Nahalé windou, Omballe kia neyli volia…

 Sa Pierre de Vie se mit à luire d’un bel éclat émeraude. Je me sentis gagnée par la panique. Nos ennemis allaient certainement s’en rendre compte. Alors que je perdais espoir, Asuna et Orialis disparurent soudainement. J’écarquillais les yeux. Curieusement, je me voyais encore. Cela fonctionnait-il sur moi également ?

– C’est bon. Je ne vous vois plus, nous rassura tout bas la jeune Gardienne. Nous pouvons uniquement percevoir notre propre corps. Serrez bien mes bras. Sans la magie d’Orfianne, je ne pourrai pas tenir longtemps.

 Nous franchîmes discrètement l’entrée, traversâmes la salle du trône de cristal, longeant les statues. Les huit gardes ne nous distinguaient pas. Je retins mon souffle pour ne pas attirer leur attention, le cœur battant. Quelques Métharciens s’affairaient, mais curieusement, ils se dirigèrent à l’opposé de nous, pressant le pas.

 Le sort d’invisibilité tenait bon.

 Tous les soldats présents dans la salle s’en allèrent en file indienne par le deuxième passage, comme si leur maître venait de leur donner un ordre.

 Enfin seules, Asuna rompit le charme d’invisibilité.

– Dès que vous entendrez un bruit, revenez vers moi, je réactiverai le sort, nous prévint-elle.

– Puisqu’ils sont partis, profitons-en pour explorer la salle. L’Ombre a bien dit que son royaume se défendait tout seul, raisonnai-je. Comme s’il s’agissait d’un être vivant, doté d’une intelligence. Cette salle se trouve justement en plein milieu du royaume : un véritable centre de commandement.

 La lueur bleu-turquoise émanant des murs rendait cet endroit à la fois magique et inquiétant. Les statues de pierre qui bordaient l’allée centrale semblaient nous observer, provoquant en nous un certain malaise. Elles évoquaient pourtant des créatures pacifiques : Limosien, Noyrocienne, Komac, Moroshiwa, fée, Ewalienne, se dressant fièrement à côté des colonnes azurées.

 Ma peine me rongeait de l’intérieur. J’évitais de penser au drame qui venait de se produire. Je devais à tout prix anesthésier mes émotions pour rester maître de moi-même.
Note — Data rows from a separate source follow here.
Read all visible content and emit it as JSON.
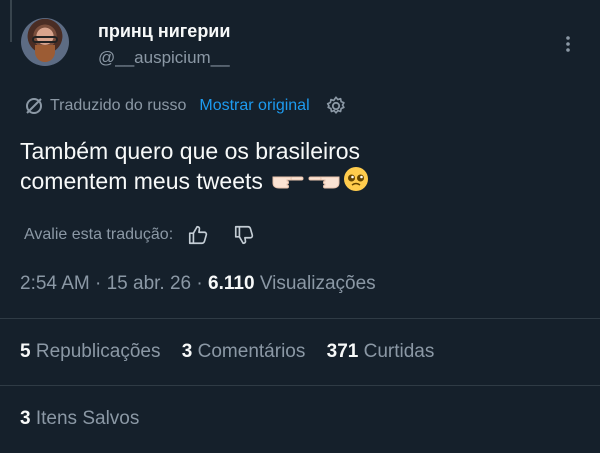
{
  "author": {
    "display_name": "принц нигерии",
    "handle": "@__auspicium__"
  },
  "translation": {
    "label": "Traduzido do russo",
    "show_original": "Mostrar original"
  },
  "tweet": {
    "line1": "Também quero que os brasileiros",
    "line2": "comentem meus tweets",
    "emojis": [
      "pointing-right-hand-emoji",
      "pointing-left-hand-emoji",
      "pleading-face-emoji"
    ]
  },
  "rate": {
    "label": "Avalie esta tradução:"
  },
  "meta": {
    "time": "2:54 AM",
    "sep1": "·",
    "date": "15 abr. 26",
    "sep2": "·",
    "views_count": "6.110",
    "views_label": "Visualizações"
  },
  "stats": {
    "reposts_count": "5",
    "reposts_label": "Republicações",
    "comments_count": "3",
    "comments_label": "Comentários",
    "likes_count": "371",
    "likes_label": "Curtidas",
    "saved_count": "3",
    "saved_label": "Itens Salvos"
  },
  "colors": {
    "background": "#15202b",
    "accent": "#1d9bf0",
    "secondary_text": "#8b98a5"
  }
}
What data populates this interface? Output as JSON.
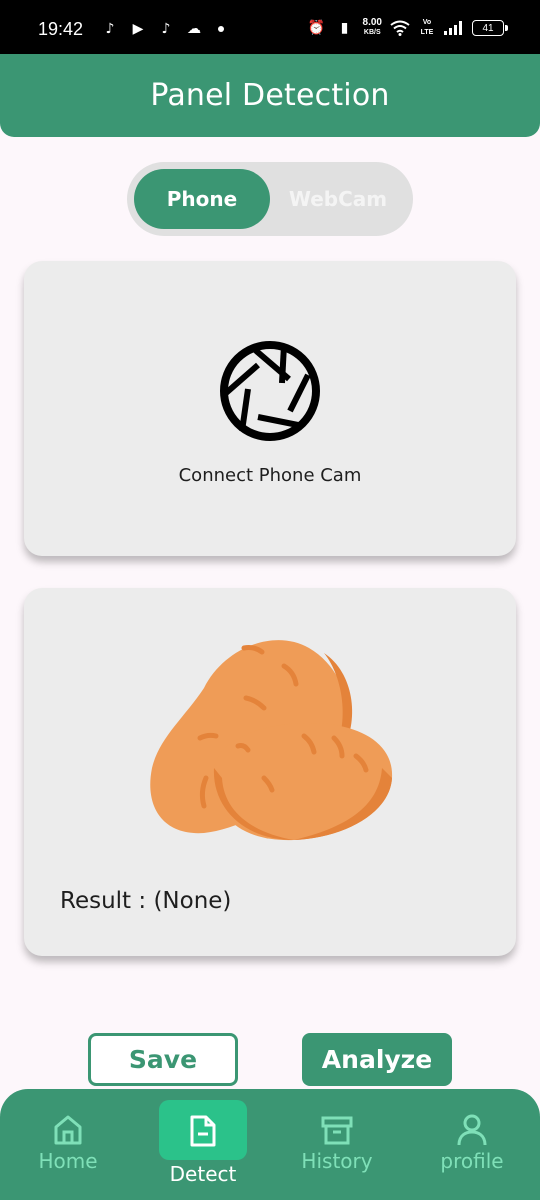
{
  "status_bar": {
    "time": "19:42",
    "speed_value": "8.00",
    "speed_unit": "KB/S",
    "volte": "Vo LTE",
    "battery": "41",
    "icons": [
      "tiktok-icon",
      "youtube-icon",
      "tiktok-icon",
      "weather-icon",
      "dot-icon",
      "alarm-icon",
      "vibrate-icon",
      "wifi-icon",
      "signal-icon",
      "battery-icon"
    ]
  },
  "header": {
    "title": "Panel Detection"
  },
  "toggle": {
    "options": [
      "Phone",
      "WebCam"
    ],
    "selected": "Phone"
  },
  "camera_card": {
    "label": "Connect Phone Cam",
    "icon": "camera-shutter-icon"
  },
  "result_card": {
    "image": "potato-icon",
    "result_text": "Result : (None)"
  },
  "actions": {
    "save_label": "Save",
    "analyze_label": "Analyze"
  },
  "nav": {
    "items": [
      {
        "label": "Home",
        "icon": "home-icon"
      },
      {
        "label": "Detect",
        "icon": "document-icon",
        "active": true
      },
      {
        "label": "History",
        "icon": "archive-icon"
      },
      {
        "label": "profile",
        "icon": "user-icon"
      }
    ]
  },
  "colors": {
    "primary": "#3b9673",
    "active_pill": "#2bc28a",
    "inactive_label": "#7fe0b8",
    "card_bg": "#ececec"
  }
}
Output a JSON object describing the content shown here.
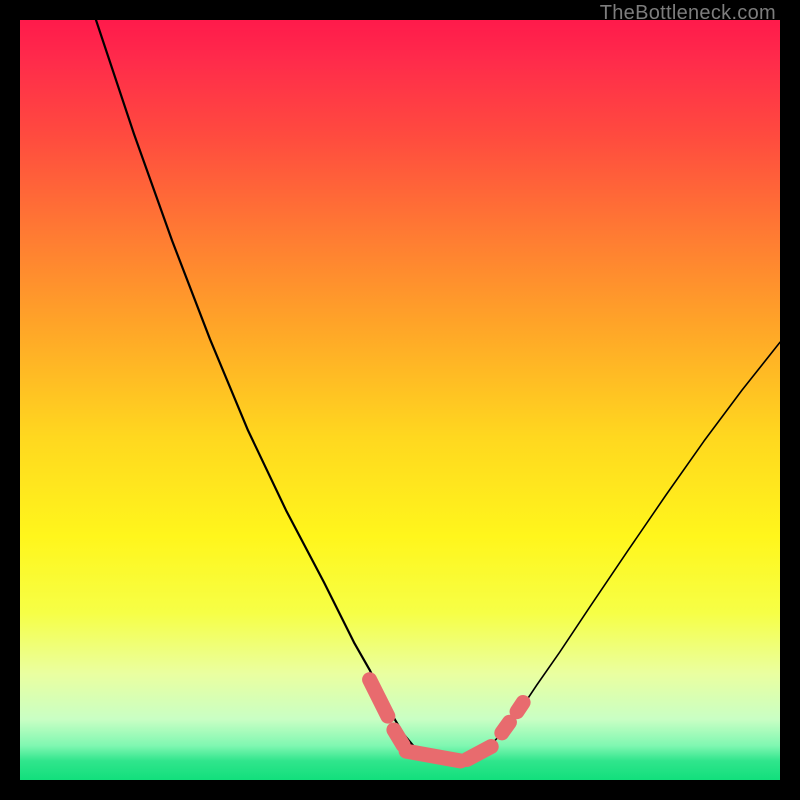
{
  "watermark": "TheBottleneck.com",
  "chart_data": {
    "type": "line",
    "title": "",
    "xlabel": "",
    "ylabel": "",
    "xlim": [
      0,
      100
    ],
    "ylim": [
      0,
      100
    ],
    "grid": false,
    "background_gradient": {
      "stops": [
        {
          "pos": 0.0,
          "color": "#ff1a4b"
        },
        {
          "pos": 0.05,
          "color": "#ff2a4b"
        },
        {
          "pos": 0.15,
          "color": "#ff4a3f"
        },
        {
          "pos": 0.28,
          "color": "#ff7a33"
        },
        {
          "pos": 0.4,
          "color": "#ffa428"
        },
        {
          "pos": 0.55,
          "color": "#ffd81f"
        },
        {
          "pos": 0.68,
          "color": "#fff61c"
        },
        {
          "pos": 0.78,
          "color": "#f6ff46"
        },
        {
          "pos": 0.86,
          "color": "#eaffa0"
        },
        {
          "pos": 0.92,
          "color": "#c9ffc4"
        },
        {
          "pos": 0.955,
          "color": "#7ff7b1"
        },
        {
          "pos": 0.975,
          "color": "#30e58c"
        },
        {
          "pos": 1.0,
          "color": "#12df7c"
        }
      ]
    },
    "series": [
      {
        "name": "left-branch",
        "stroke": "#000000",
        "x": [
          10,
          15,
          20,
          25,
          30,
          35,
          40,
          44,
          46,
          47.5,
          49,
          50.5,
          52,
          53,
          54,
          55
        ],
        "y": [
          100,
          85,
          71,
          58,
          46,
          35.5,
          26,
          18,
          14.5,
          11.5,
          8.5,
          6,
          4.2,
          3.3,
          2.8,
          2.5
        ]
      },
      {
        "name": "right-branch",
        "stroke": "#000000",
        "x": [
          55,
          57,
          59,
          61,
          62.5,
          64,
          66,
          68,
          71,
          75,
          80,
          85,
          90,
          95,
          100
        ],
        "y": [
          2.5,
          2.6,
          3.1,
          4.0,
          5.2,
          6.9,
          9.5,
          12.5,
          16.8,
          22.8,
          30.2,
          37.5,
          44.6,
          51.3,
          57.6
        ]
      },
      {
        "name": "floor-band",
        "stroke": "#000000",
        "x": [
          46,
          65
        ],
        "y": [
          2.4,
          2.4
        ]
      }
    ],
    "markers": [
      {
        "name": "marker-region",
        "shape": "pill",
        "color": "#e86b6e",
        "segments": [
          {
            "x1": 46.0,
            "y1": 13.2,
            "x2": 48.4,
            "y2": 8.4
          },
          {
            "x1": 49.2,
            "y1": 6.6,
            "x2": 50.4,
            "y2": 4.6
          },
          {
            "x1": 50.8,
            "y1": 3.8,
            "x2": 58.0,
            "y2": 2.5
          },
          {
            "x1": 58.8,
            "y1": 2.7,
            "x2": 62.0,
            "y2": 4.4
          },
          {
            "x1": 63.4,
            "y1": 6.2,
            "x2": 64.4,
            "y2": 7.6
          },
          {
            "x1": 65.4,
            "y1": 9.0,
            "x2": 66.2,
            "y2": 10.2
          }
        ]
      }
    ]
  }
}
Je pris une profonde inspiration et m’approchai du fin tuyau transparent qui s’enroulait autour des piliers. De petites bulles flottaient à l’intérieur dans un liquide violet.

 Orialis se recroquevilla, à l’affût, l’air méfiant. Elle passa devant moi et s’employa à manipuler toutes les parties du trône cristallin, cherchant un mécanisme, quelque chose à enclencher.

 Asuna inspectait les statues une à une. Elle observa plus longuement celle de la Moroshiwa. Reconnaissait-elle l’effigie ?

 Heureusement pour nous, aucun garde ne nous dérangea.

– C’est… la précédente Gardienne de mon peuple, nous dit-elle. Elle est morte pendant la Grande Bataille, et nous sommes restés environ sept cycles sans Gardien. Je suis née bien après… Je n’ai jamais su pourquoi notre Pierre est restée fermée durant tout ce temps, comme si elle attendait ma venue au monde.

 Je réfléchis quelques instants à la façon de contaminer cet étrange liquide pendant qu’Orialis palpait à présent chaque statue, explorant leur moindre recoin. En la voyant ainsi tâter la poitrine de l’Ewalienne, de manière brusque et innocente, je ne pus retenir un rire, malgré les circonstances. Elle tourna la tête pour me regarder d’un air candide, les mains posées sur les coquillages qui recouvraient les seins de la sirène, incapable de se rendre compte du comique de situation.

– Bah quoi, je trouve ces coquillages bien épais. Ça cache quelque chose, se justifia-t-elle.

– Oui, ça cache les seins de l’Ewalienne…, m’amusai-je.

 Asuna pouffa de rire, la main sur sa bouche pour faire le moins de bruit possible. Quelque part, cela me soulageait de constater que malgré son rôle de Gardienne, la petite Moroshiwa restait une enfant.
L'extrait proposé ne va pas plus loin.